Stock price synchronicity under fat-tailed stock returns

The full paper is available at SSRN (this version: 24 February 2026).

The extensive literature on stock price synchronicity implicitly assumes that the sample R-squared of stock return regressions equals its population value. This paper demonstrates that non-normality in stock returns caused by high kurtosis inflates measures of stock price synchronicity. Variables believed to increase synchronicity by reducing firm-specific risk may, instead, elevate kurtosis, which can mimic low firm-specific risk in small samples. A simulation of synchronicity under fat-tailed firm-specific returns reveals that fat tails cause the variance of firm-specific returns to be underestimated in small samples, thereby inflating stock price synchronicity. This bias is comparable in magnitude to main effects of variables examined in the synchronicity literature. An empirical analysis of firm-specific returns identifies a large proportion of stocks with fat-tailed returns within the region where kurtosis is infinite. A case study on analyst coverage demonstrates that effects on synchronicity found in the literature can decrease in size and become insignificant when controlling for fat-tailed returns. Further empirical results indicate that fat-tailedness is associated with firm size, Tobin’s q, and industry sector. These and other variables linked to a firm’s growth potential and crash risk may thus confound analyses of stock price synchronicity by making stock returns appear to have low variance when, in reality, they exhibit high kurtosis.

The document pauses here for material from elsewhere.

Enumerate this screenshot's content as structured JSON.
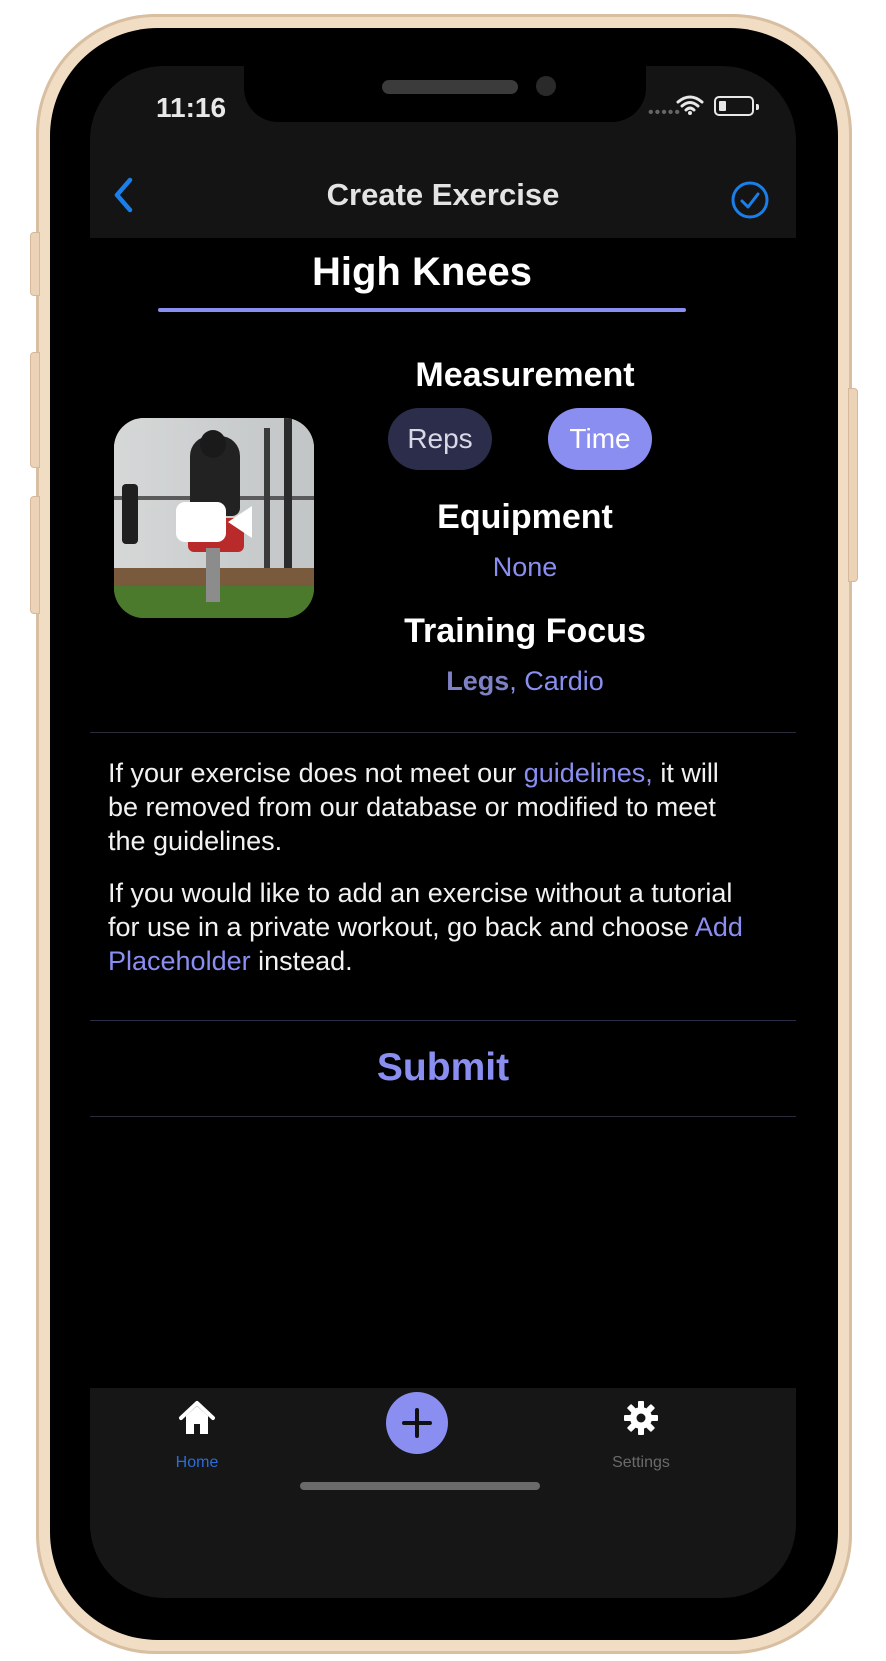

Right tail coefficients of S&P500 stocks using arithmetic returns
This graph shows the absolute value of tail coefficients (i.e., tail indices). Dark bars show the central estimate of coefficients, while light bars show the upper 95% single-sided confidence interval for the same coefficients. Coefficients greater than 17 are not shown. Coefficients less than or equal to 4 cause estimates of stock price synchronicity to be invalid (i.e., kurtosis of firm-specific returns is infinite).